How to implement a heap

Doing basic operations on a heap is a more complicated than implementing a binary tree, but is a good thing to know just in case. The easiest and most efficient way to implement a heap is using an array.

Inserting to a heap means adding a new element to the last position, than restoring the heap property, by moving up the tree. The child of a node k in the array is at positions 2k+1 and 2k+2, so moving up the tree is just basic arithmetic.
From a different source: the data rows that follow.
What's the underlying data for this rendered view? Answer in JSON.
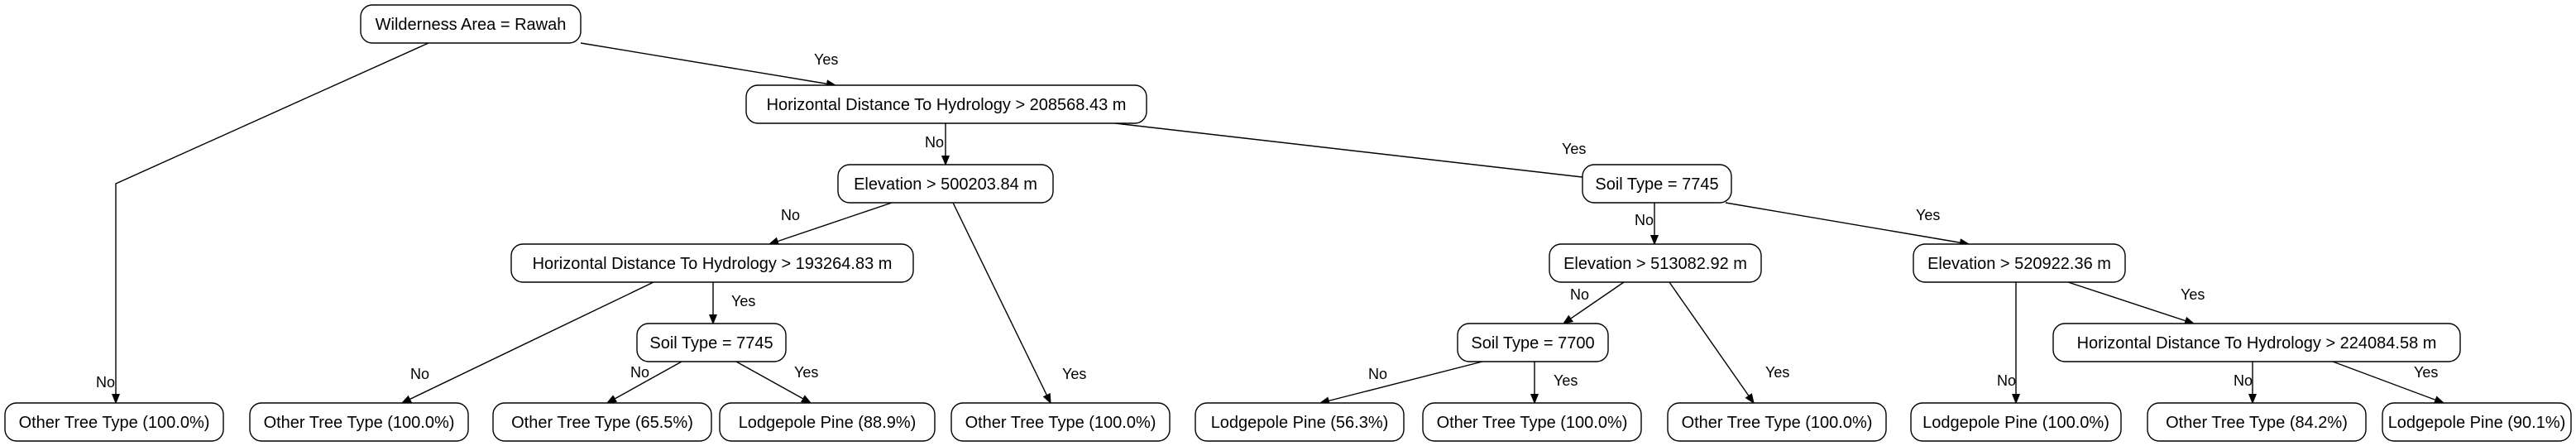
{
  "nodes": [
    {
      "id": "n0",
      "label": "Wilderness Area = Rawah"
    },
    {
      "id": "n1",
      "label": "Horizontal Distance To Hydrology > 208568.43 m"
    },
    {
      "id": "n2",
      "label": "Elevation > 500203.84 m"
    },
    {
      "id": "n3",
      "label": "Soil Type = 7745"
    },
    {
      "id": "n4",
      "label": "Horizontal Distance To Hydrology > 193264.83 m"
    },
    {
      "id": "n5",
      "label": "Elevation > 513082.92 m"
    },
    {
      "id": "n6",
      "label": "Elevation > 520922.36 m"
    },
    {
      "id": "n7",
      "label": "Soil Type = 7745"
    },
    {
      "id": "n8",
      "label": "Soil Type = 7700"
    },
    {
      "id": "n9",
      "label": "Horizontal Distance To Hydrology > 224084.58 m"
    },
    {
      "id": "l0",
      "label": "Other Tree Type (100.0%)"
    },
    {
      "id": "l1",
      "label": "Other Tree Type (100.0%)"
    },
    {
      "id": "l2",
      "label": "Other Tree Type (65.5%)"
    },
    {
      "id": "l3",
      "label": "Lodgepole Pine (88.9%)"
    },
    {
      "id": "l4",
      "label": "Other Tree Type (100.0%)"
    },
    {
      "id": "l5",
      "label": "Lodgepole Pine (56.3%)"
    },
    {
      "id": "l6",
      "label": "Other Tree Type (100.0%)"
    },
    {
      "id": "l7",
      "label": "Other Tree Type (100.0%)"
    },
    {
      "id": "l8",
      "label": "Lodgepole Pine (100.0%)"
    },
    {
      "id": "l9",
      "label": "Other Tree Type (84.2%)"
    },
    {
      "id": "l10",
      "label": "Lodgepole Pine (90.1%)"
    }
  ],
  "edges": [
    {
      "from": "n0",
      "to": "l0",
      "label": "No"
    },
    {
      "from": "n0",
      "to": "n1",
      "label": "Yes"
    },
    {
      "from": "n1",
      "to": "n2",
      "label": "No"
    },
    {
      "from": "n1",
      "to": "n3",
      "label": "Yes"
    },
    {
      "from": "n2",
      "to": "n4",
      "label": "No"
    },
    {
      "from": "n2",
      "to": "l4",
      "label": "Yes"
    },
    {
      "from": "n4",
      "to": "l1",
      "label": "No"
    },
    {
      "from": "n4",
      "to": "n7",
      "label": "Yes"
    },
    {
      "from": "n7",
      "to": "l2",
      "label": "No"
    },
    {
      "from": "n7",
      "to": "l3",
      "label": "Yes"
    },
    {
      "from": "n3",
      "to": "n5",
      "label": "No"
    },
    {
      "from": "n3",
      "to": "n6",
      "label": "Yes"
    },
    {
      "from": "n5",
      "to": "n8",
      "label": "No"
    },
    {
      "from": "n5",
      "to": "l7",
      "label": "Yes"
    },
    {
      "from": "n8",
      "to": "l5",
      "label": "No"
    },
    {
      "from": "n8",
      "to": "l6",
      "label": "Yes"
    },
    {
      "from": "n6",
      "to": "l8",
      "label": "No"
    },
    {
      "from": "n6",
      "to": "n9",
      "label": "Yes"
    },
    {
      "from": "n9",
      "to": "l9",
      "label": "No"
    },
    {
      "from": "n9",
      "to": "l10",
      "label": "Yes"
    }
  ]
}
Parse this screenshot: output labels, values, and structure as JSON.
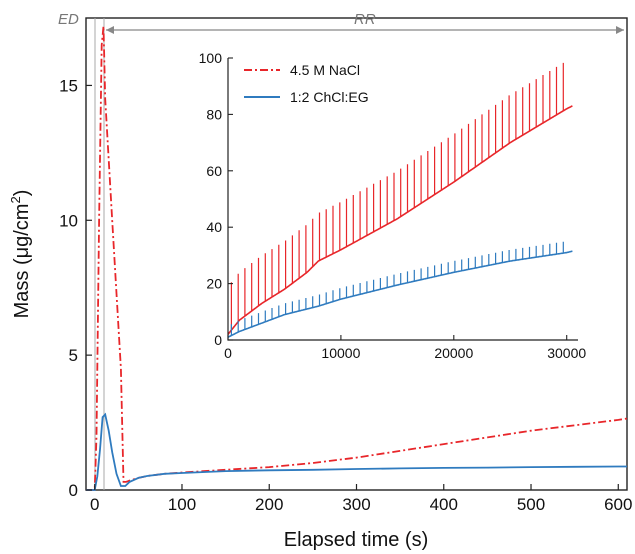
{
  "chart_data": [
    {
      "type": "line",
      "xlabel": "Elapsed time (s)",
      "ylabel_main": "Mass (μg/cm",
      "ylabel_sup": "2",
      "ylabel_end": ")",
      "xlim": [
        -10,
        610
      ],
      "ylim": [
        0,
        17.5
      ],
      "xticks": [
        0,
        100,
        200,
        300,
        400,
        500,
        600
      ],
      "yticks": [
        0,
        5,
        10,
        15
      ],
      "grid": false,
      "annotations": {
        "ed_label": "ED",
        "rr_label": "RR",
        "ed_range": [
          -10,
          10
        ],
        "rr_range": [
          10,
          610
        ]
      },
      "series": [
        {
          "name": "4.5 M NaCl",
          "color": "#e8262a",
          "style": "dash-dot",
          "x": [
            -10,
            0,
            2,
            5,
            8,
            10,
            12,
            20,
            30,
            33,
            36,
            40,
            50,
            60,
            80,
            100,
            150,
            200,
            250,
            300,
            350,
            400,
            450,
            500,
            550,
            600,
            610
          ],
          "y": [
            0,
            0,
            2,
            10,
            16.5,
            17.2,
            14.5,
            10,
            4.5,
            0.3,
            0.3,
            0.35,
            0.45,
            0.52,
            0.6,
            0.65,
            0.75,
            0.85,
            1.0,
            1.2,
            1.45,
            1.7,
            1.95,
            2.2,
            2.4,
            2.6,
            2.65
          ]
        },
        {
          "name": "1:2 ChCl:EG",
          "color": "#2f7bbf",
          "style": "solid",
          "x": [
            -10,
            0,
            3,
            6,
            9,
            12,
            16,
            20,
            25,
            30,
            35,
            40,
            50,
            60,
            80,
            100,
            150,
            200,
            250,
            300,
            350,
            400,
            450,
            500,
            550,
            600,
            610
          ],
          "y": [
            0,
            0,
            0.5,
            1.5,
            2.7,
            2.8,
            2.2,
            1.4,
            0.6,
            0.15,
            0.15,
            0.3,
            0.45,
            0.52,
            0.6,
            0.63,
            0.7,
            0.73,
            0.75,
            0.78,
            0.8,
            0.82,
            0.83,
            0.85,
            0.86,
            0.87,
            0.87
          ]
        }
      ]
    },
    {
      "type": "line",
      "xlim": [
        0,
        31000
      ],
      "ylim": [
        0,
        100
      ],
      "xticks": [
        0,
        10000,
        20000,
        30000
      ],
      "yticks": [
        0,
        20,
        40,
        60,
        80,
        100
      ],
      "grid": false,
      "legend_placement": "top-left",
      "series": [
        {
          "name": "4.5 M NaCl",
          "color": "#e8262a",
          "style": "solid",
          "base_x": [
            0,
            1000,
            3000,
            5000,
            7000,
            8000,
            10000,
            15000,
            20000,
            25000,
            30000,
            30500
          ],
          "base_y": [
            2,
            7,
            13,
            18,
            24,
            28,
            32,
            43,
            56,
            70,
            82,
            83
          ],
          "spike_interval": 600,
          "spike_start": 300,
          "spike_end": 30200,
          "spike_height": 17
        },
        {
          "name": "1:2 ChCl:EG",
          "color": "#2f7bbf",
          "style": "solid",
          "base_x": [
            0,
            1000,
            3000,
            5000,
            8000,
            10000,
            15000,
            20000,
            25000,
            30000,
            30500
          ],
          "base_y": [
            1,
            3,
            6,
            9,
            12,
            14.5,
            19.5,
            24,
            28,
            31,
            31.5
          ],
          "spike_interval": 600,
          "spike_start": 300,
          "spike_end": 30200,
          "spike_height": 4
        }
      ]
    }
  ]
}
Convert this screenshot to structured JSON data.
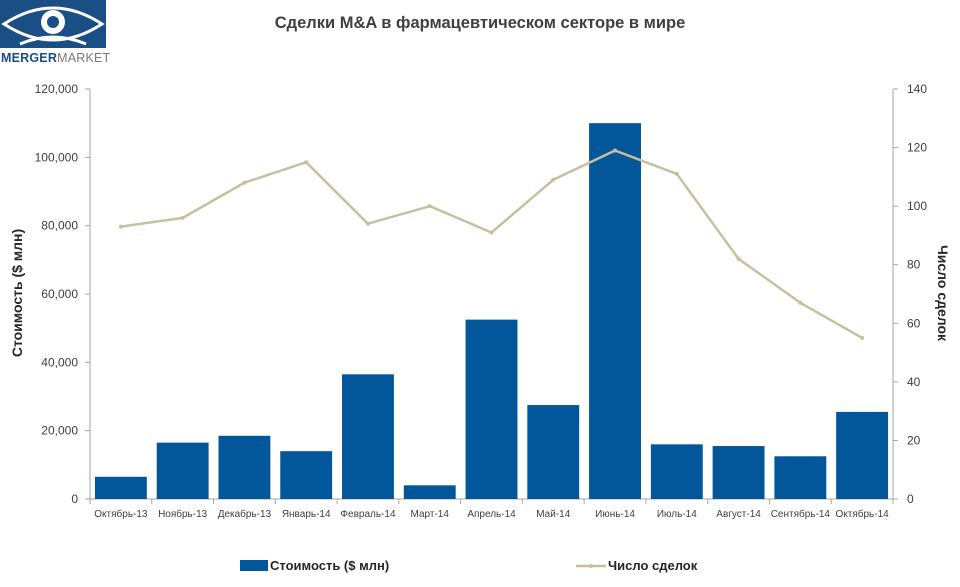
{
  "logo": {
    "text_part1": "MERGER",
    "text_part2": "MARKET"
  },
  "chart_data": {
    "type": "bar",
    "title": "Сделки M&A в фармацевтическом секторе в мире",
    "categories": [
      "Октябрь-13",
      "Ноябрь-13",
      "Декабрь-13",
      "Январь-14",
      "Февраль-14",
      "Март-14",
      "Апрель-14",
      "Май-14",
      "Июнь-14",
      "Июль-14",
      "Август-14",
      "Сентябрь-14",
      "Октябрь-14"
    ],
    "series": [
      {
        "name": "Стоимость ($ млн)",
        "type": "bar",
        "axis": "left",
        "color": "#02579b",
        "values": [
          6500,
          16500,
          18500,
          14000,
          36500,
          4000,
          52500,
          27500,
          110000,
          16000,
          15500,
          12500,
          25500
        ]
      },
      {
        "name": "Число сделок",
        "type": "line",
        "axis": "right",
        "color": "#c8bf9e",
        "values": [
          93,
          96,
          108,
          115,
          94,
          100,
          91,
          109,
          119,
          111,
          82,
          67,
          55
        ]
      }
    ],
    "ylabel": "Стоимость  ($ млн)",
    "y2label": "Число сделок",
    "ylim": [
      0,
      120000
    ],
    "yticks": [
      "0",
      "20,000",
      "40,000",
      "60,000",
      "80,000",
      "100,000",
      "120,000"
    ],
    "y2lim": [
      0,
      140
    ],
    "y2ticks": [
      "0",
      "20",
      "40",
      "60",
      "80",
      "100",
      "120",
      "140"
    ],
    "grid": false,
    "legend": "bottom"
  }
}
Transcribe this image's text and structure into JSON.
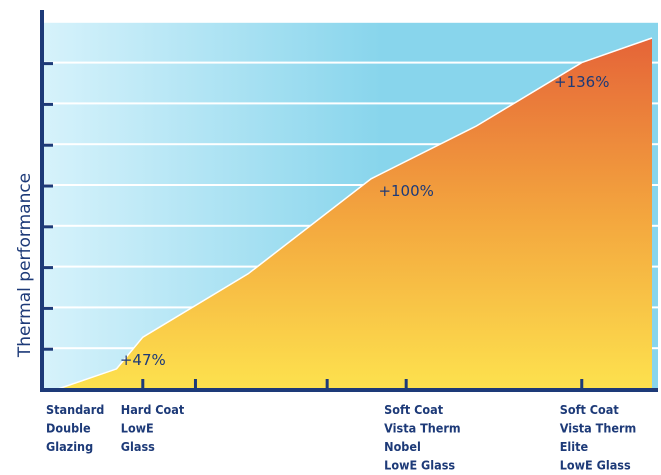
{
  "chart_data": {
    "type": "area",
    "title": "",
    "ylabel": "Thermal performance",
    "xlabel": "",
    "grid": true,
    "categories": [
      {
        "x": 0.0,
        "lines": [
          "Standard",
          "Double",
          "Glazing"
        ]
      },
      {
        "x": 1.0,
        "lines": [
          "Hard Coat",
          "LowE",
          "Glass"
        ]
      },
      {
        "x": 4.0,
        "lines": [
          "Soft Coat",
          "Vista Therm",
          "Nobel",
          "LowE Glass"
        ]
      },
      {
        "x": 6.0,
        "lines": [
          "Soft Coat",
          "Vista Therm",
          "Elite",
          "LowE Glass"
        ]
      }
    ],
    "x": [
      0.0,
      0.7,
      1.0,
      2.2,
      3.6,
      4.8,
      6.0,
      6.8
    ],
    "values": [
      0,
      6,
      15,
      33,
      60,
      75,
      93,
      100
    ],
    "xlim": [
      0,
      6.8
    ],
    "ylim": [
      0,
      100
    ],
    "annotations": [
      {
        "text": "+47%",
        "x": 1.0,
        "y": 6
      },
      {
        "text": "+100%",
        "x": 4.0,
        "y": 54
      },
      {
        "text": "+136%",
        "x": 6.0,
        "y": 85
      }
    ],
    "colors": {
      "band_light": "#d6f2fb",
      "band_dark": "#88d5ec",
      "fill_low": "#fde24e",
      "fill_mid": "#f3a53e",
      "fill_high": "#e56438",
      "axis": "#1d3a78",
      "text": "#1d3a78"
    }
  }
}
Deleting from the heap simply means replacing the root (the element at position k 0) with the last element, delete the last element, and restore the heap property.
Without further delays, here's the code.

For insertion:

   1:  template <class T>

   2:  void addToHeap(vector<T>* heap, T val) {

   3:      heap->push_back(val);

   4:      int pos = heap->size() - 1;

   5:      if (pos == 0)

   6:          return;

   7:      bool fixingHeap = true;

   8:      do {

   9:          int parent = 0;

  10:          if (pos % 2 == 0)

  11:              parent = (pos - 2) / 2;

  12:          else

  13:              parent = (pos - 1) / 2;

  14:          if (heap->at(parent) < heap->at(pos)) {

  15:              T temp = heap->at(pos);

  16:              heap->at(pos) = heap->at(parent);

  17:              heap->at(parent) = temp;

  18:              pos = parent;

  19:          } else {

  20:              fixingHeap = false;

  21:          }

  22:      } while (fixingHeap && pos != 0);

  23:  }

For deleting:

   1:  template <class T>

   2:  T deleteFromHeap(vector<T>* heap) {

   3:      int size = heap->size();

   4:      if (size == 0) {

   5:          return -1;

   6:      }

   7:      T ret = heap->front();

   8:      if (size == 1) {

   9:          heap->clear();

  10:          return ret;

  11:      }

  12:      if (size == 2) {

  13:          heap->at(0) = heap->at(size - 1);

  14:          heap->pop_back();

  15:          return ret;

  16:      }

  17:      heap->at(0) = heap->at(size - 1);

  18:      heap->pop_back();

  19:      size--;

  20:      bool fixingHeap = true;

  21:      int pos = 0;

  22:      do {

  23:          int child1 = 2 * pos + 1;

  24:          int child2 = 2 * pos + 2;

  25:          int switchPosition = 0;

  26:          T max = 0;

  27:          if (child2 < size) {

  28:              //2 children

  29:              if (heap->at(child1) > heap->at(child2)) {

  30:                  switchPosition = child1;

  31:                  max = heap->at(child1);

  32:              }

  33:              else {

  34:                  switchPosition = child2;

  35:                  max = heap->at(child2);

  36:              }

  37:              if (heap->at(pos) < max) {

  38:                  T temp = heap->at(pos);

  39:                  heap->at(pos) = heap->at(switchPosition);

  40:                  heap->at(switchPosition) = temp;

  41:                  pos = switchPosition;

  42:              } else {

  43:                  fixingHeap = false;

  44:              }

  45:          } else if (child1 < size) {

  46:              //1 child

  47:              if (heap->at(pos) < heap->at(child1)) {

  48:                  T temp = heap->at(pos);

  49:                  heap->at(pos) = heap->at(child1);

  50:                  heap->at(child1) = temp;

  51:                  pos = child1;

  52:              } else {

  53:                  fixingHeap = false;

  54:              }

  55:          } else {

  56:              //0 children;

  57:              fixingHeap = false;

  58:          }

  59:      } while (fixingHeap);

  60:      return ret;

  61:  }